An international research team that includes Prof. Tayfun Özçelik, dean of the Faculty of Science and a member of the Department of Molecular Biology and Genetics, has recently published its identification of a common genetic mutation that leads to tuberculosis susceptibility. This discovery has potentially significant implications for humankind, not least due to the scale of the problem of tuberculosis infection.
Globally, nearly one and a half billion people are carriers of Mycobacterium tuberculosis, the bacterium that causes this disease in humans. Approximately 10 percent of such carriers present with clinically manifest tuberculosis due to vulnerability of the immune system to combat the microbe. Untreated, the disease may lead to fatality. For example, during the first half of the 20th century, the leading cause of death in Turkey was tuberculosis. As a result of great efforts by the Ministry of Health, the Refik Saydam Hygiene Center and tuberculosis treatment clinics, the incidence of the disease decreased significantly. But complete eradication – as has been accomplished in this country and many others in the case of polio and smallpox – has not been possible. Worldwide, tuberculosis remains the most common communicable disease and among the top 10 causes of death. In Turkey, according to Ministry of Health statistics, there are approximately 15,000 cases.
Why tuberculosis remains such a prevalent health burden, despite all the efforts to combat it, is a question that the scientific world has been looking at for a long time. One prominent reason is Mendelian susceptibility to mycobacterial disease. In other words, humans carry mutations that make them vulnerable to tuberculosis. The gene mutations involved in this susceptibility began to be pinpointed in the 1990s, but they were all very rare, identified in only a handful of patients. Now, scientists have identified a common mutation that leads to tuberculosis susceptibility. The result was published in the December 2018 issue of Science Immunology (http://immunology.sciencemag.org/content/3/30/eaau8714).
The team – which includes, along with Prof. Özçelik, clinicians from the United States, Australia, Brazil, Morocco, France, Sweden, Iran, Canada, Singapore, Chile and Turkey led by Prof. Jean-Laurent Casanova of Rockefeller University – discovered that a common mutation in the TYK2 gene leads to tuberculosis susceptibility.
The mutation is frequently seen in the human population, reaching to levels such that it is one of the most common forms of autosomal recessive inheritance documented in humans.

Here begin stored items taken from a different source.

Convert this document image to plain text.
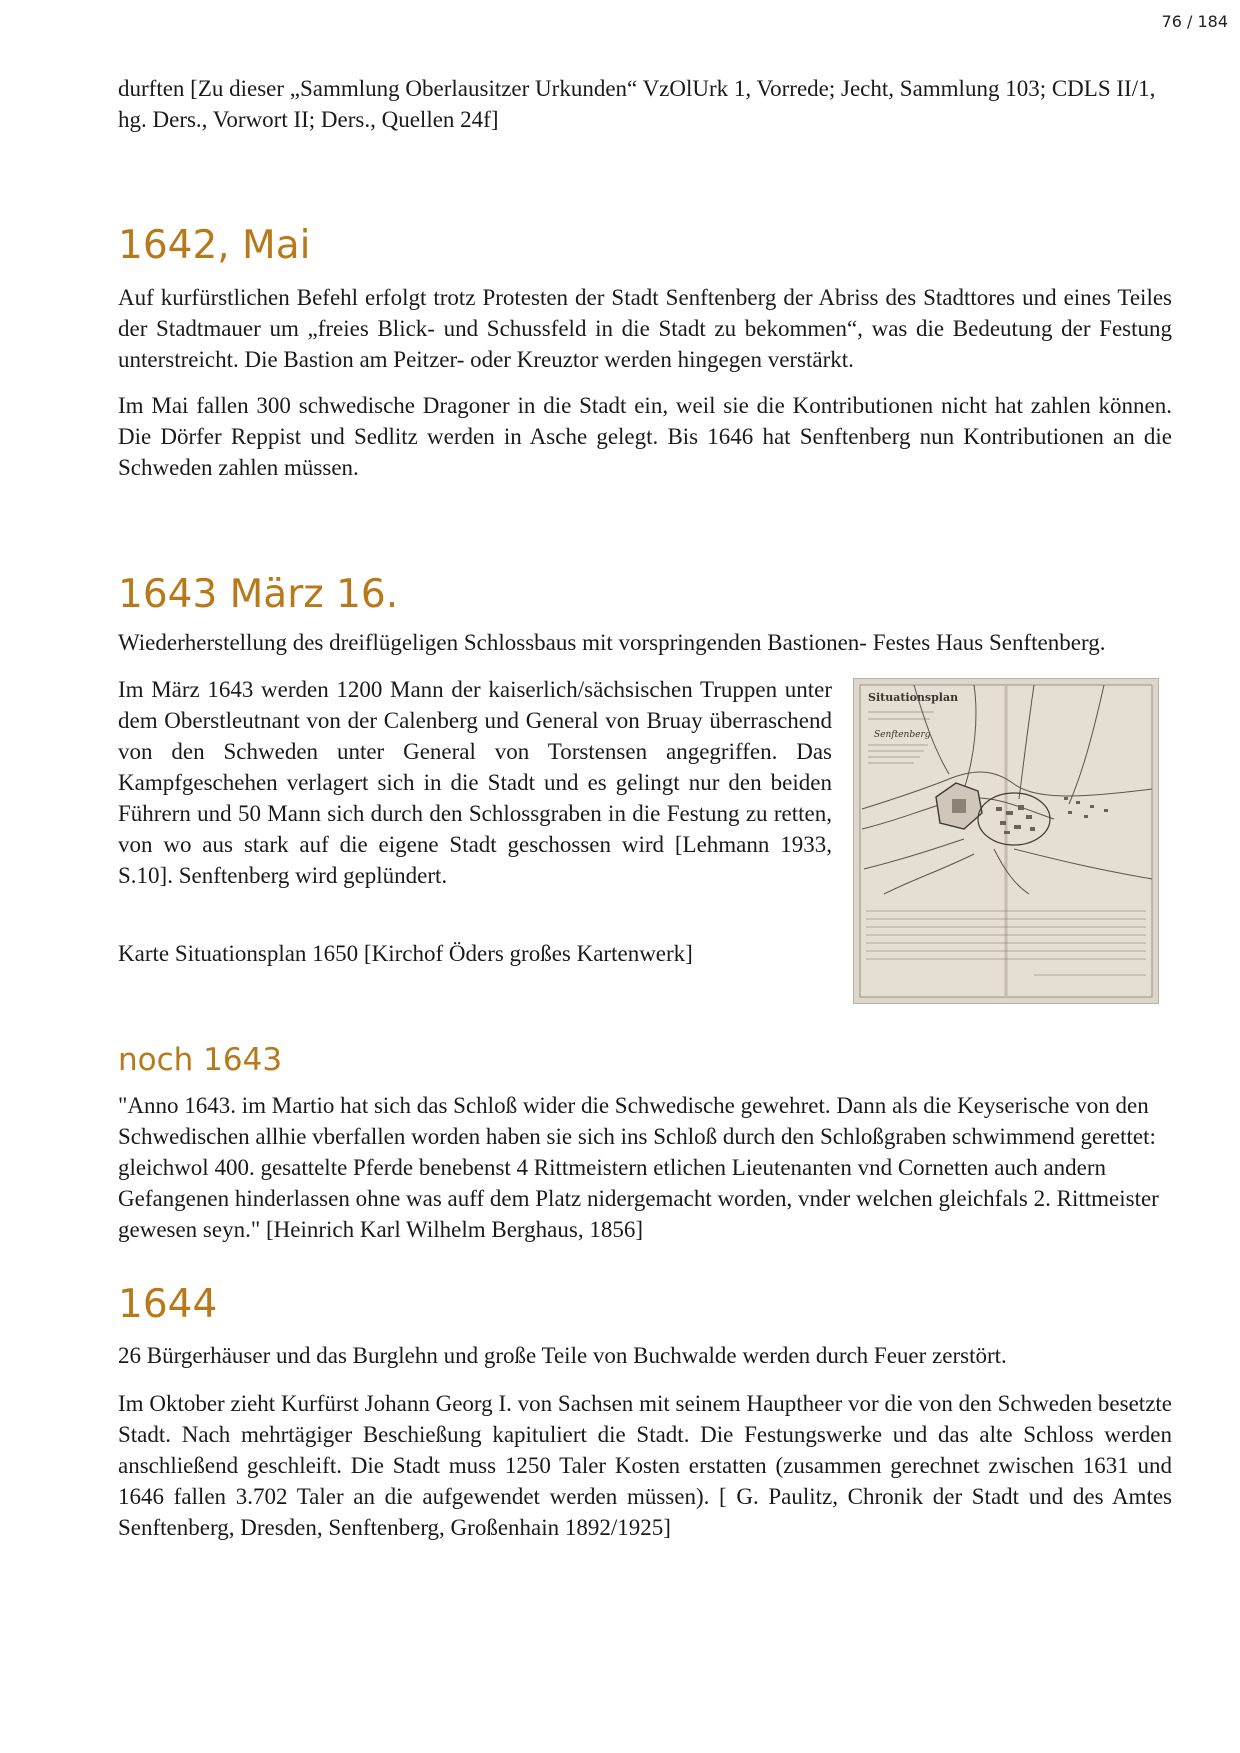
76 / 184

durften [Zu dieser „Sammlung Oberlausitzer Urkunden“ VzOlUrk 1, Vorrede; Jecht, Sammlung 103; CDLS II/1, hg. Ders., Vorwort II; Ders., Quellen 24f]

1642, Mai

Auf kurfürstlichen Befehl erfolgt trotz Protesten der Stadt Senftenberg der Abriss des Stadttores und eines Teiles der Stadtmauer um „freies Blick- und Schussfeld in die Stadt zu bekommen“, was die Bedeutung der Festung unterstreicht. Die Bastion am Peitzer- oder Kreuztor werden hingegen verstärkt.

Im Mai fallen 300 schwedische Dragoner in die Stadt ein, weil sie die Kontributionen nicht hat zahlen können. Die Dörfer Reppist und Sedlitz werden in Asche gelegt. Bis 1646 hat Senftenberg nun Kontributionen an die Schweden zahlen müssen.

1643 März 16.

Wiederherstellung des dreiflügeligen Schlossbaus mit vorspringenden Bastionen- Festes Haus Senftenberg.

Im März 1643 werden 1200 Mann der kaiserlich/sächsischen Truppen unter dem Oberstleutnant von der Calenberg und General von Bruay überraschend von den Schweden unter General von Torstensen angegriffen. Das Kampfgeschehen verlagert sich in die Stadt und es gelingt nur den beiden Führern und 50 Mann sich durch den Schlossgraben in die Festung zu retten, von wo aus stark auf die eigene Stadt geschossen wird [Lehmann 1933, S.10]. Senftenberg wird geplündert.

Karte Situationsplan 1650 [Kirchof Öders großes Kartenwerk]

Situationsplan
Senftenberg
noch 1643

"Anno 1643. im Martio hat sich das Schloß wider die Schwedische gewehret. Dann als die Keyserische von den Schwedischen allhie vberfallen worden haben sie sich ins Schloß durch den Schloßgraben schwimmend gerettet: gleichwol 400. gesattelte Pferde benebenst 4 Rittmeistern etlichen Lieutenanten vnd Cornetten auch andern Gefangenen hinderlassen ohne was auff dem Platz nidergemacht worden, vnder welchen gleichfals 2. Rittmeister gewesen seyn." [Heinrich Karl Wilhelm Berghaus, 1856]

1644

26 Bürgerhäuser und das Burglehn und große Teile von Buchwalde werden durch Feuer zerstört.

Im Oktober zieht Kurfürst Johann Georg I. von Sachsen mit seinem Hauptheer vor die von den Schweden besetzte Stadt. Nach mehrtägiger Beschießung kapituliert die Stadt. Die Festungswerke und das alte Schloss werden anschließend geschleift. Die Stadt muss 1250 Taler Kosten erstatten (zusammen gerechnet zwischen 1631 und 1646 fallen 3.702 Taler an die aufgewendet werden müssen). [ G. Paulitz, Chronik der Stadt und des Amtes Senftenberg, Dresden, Senftenberg, Großenhain 1892/1925]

For example, approximately 1 in 10 individuals in Europe and 1 in 20 individuals in Turkey are heterozygotes – meaning that approximately one million
Europeans and 80,000 Turks could be homozygotes. Such individuals, if confronted by Mycobacterium tuberculosis infection, are highly susceptible to developing clinically manifest tuberculosis in their lungs and/or possibly other organs.
Researchers are now studying the TYK2 gene and interferon signaling pathway to devise strategies for the early detection, carrier screening and treatment of tuberculosis.